ÖZGÜR ÖZEL (Manisa) - …Meclisin hedef hâline gelmesini ve kendi canlarını yok sayan bütün milletvekillerimizi, burada birlikte bulunduğumuz arkadaşları bir kez daha saygıyla selamlıyoruz. Ancak 15 Temmuza Mecliste grubu bulunan bütün partiler direnmişken, 15 Temmuzu araçsallaştırıp 20 Temmuzda Meclisin yasama yetkisini Cumhurbaşkanı ve Bakanlar Kuruluna alarak ilan edilen OHAL'de; FETÖ'yle mücadale bir yana, ne kadar muhalif örgüt varsa, o, FETÖ'cülerle mücadele için alınan yetkiyi partiler üzerinde, dernekler üzerinde, akademi üzerinde, gazeteler üzerinde kullanıp kendi sivil darbesini gerçekleştirenleri, OHAL'e sığınıp Anayasa değiştirenleri ve OHAL'siz seçim yapamayanları tarih önünde hatırlatıyoruz.

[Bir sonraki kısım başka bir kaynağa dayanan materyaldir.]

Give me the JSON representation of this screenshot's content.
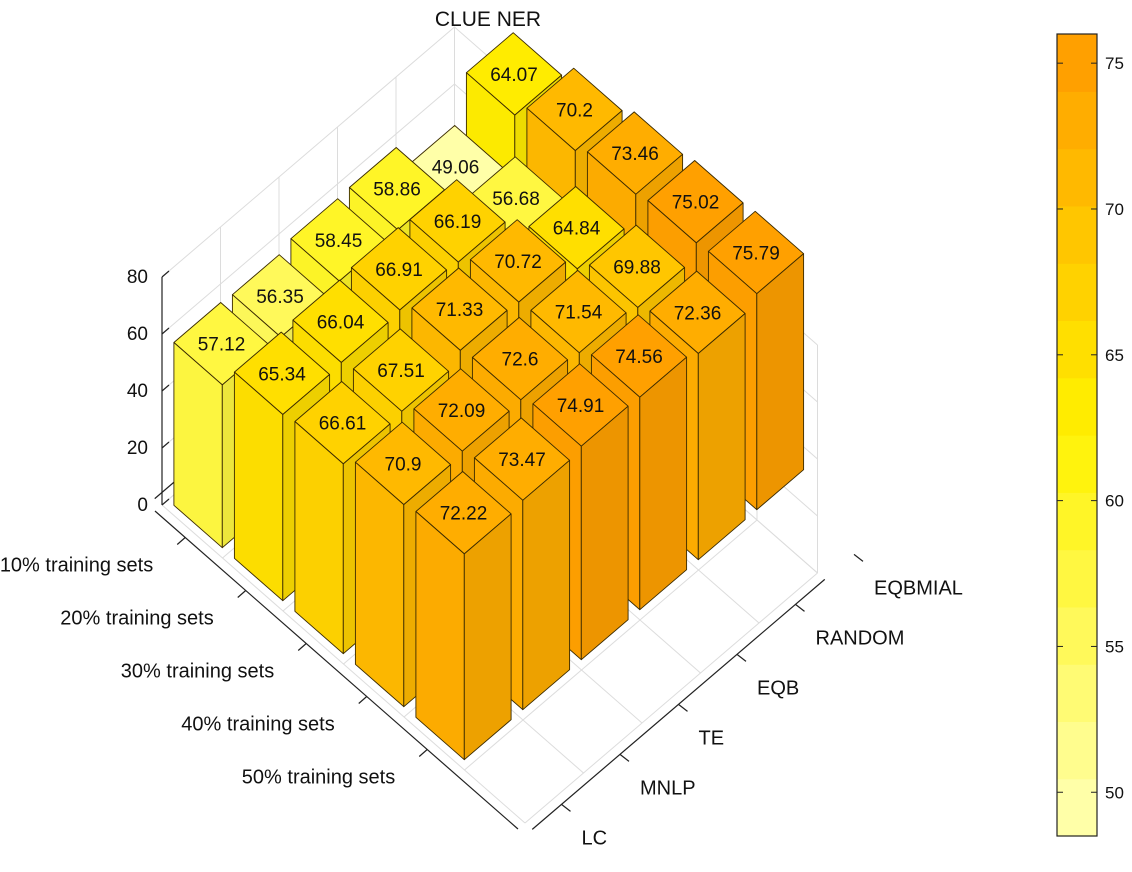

Yarın Meclis kapalı, bu kürsüde neden özel oturum yok? Ertesi gün vardı, öbür yıl vardı.

(Mikrofon otomatik cihaz tarafından kapatıldı)

BAŞKAN - Buyurunuz Sayın Başkan.

ÖZGÜR ÖZEL (Manisa) - Ama 15 Temmuzla yüzleşme noktasına gelindiğinde; örneğin, Darbe Araştırma Komisyonu raporu ortadan kaldırılmış, her rapor var, o yok. Nerede? Meclis Başkanından yazılı istedik en son. Ve o raporda üç ay yeter mi? Dopingi araştırana üç ay yetmiyor, bir ay ek süre; hekime karşı, sağlık çalışanına karşı şiddete yetmiyor; Aromatik Bitkileri Araştırma Komisyonuna yetmiyor, 15 Temmuzu Araştırma Komisyonuna Cumhurbaşkanı üç gün önce talimat veriyor: "Süreleri doldu, raporu versinler." Ek süre istemiyorlar, gerçekleri gizliyorlar; MİT Müsteşarını çağırırlar, gelmez; dönemin Genelkurmay Başkanı çağrılır, gelmez. Bu sis perdesi bir şekilde ortadan kalkacak; bir başka perde kapanacak, bu sis perdesi açılacak Sayın Başkan; gelecek seçimlerde seçmen kabine girecek, perdeyi çekecek, bu sis perdesini de açacak. Hep birlikte o zaman gerçekleri öğreneceğiz.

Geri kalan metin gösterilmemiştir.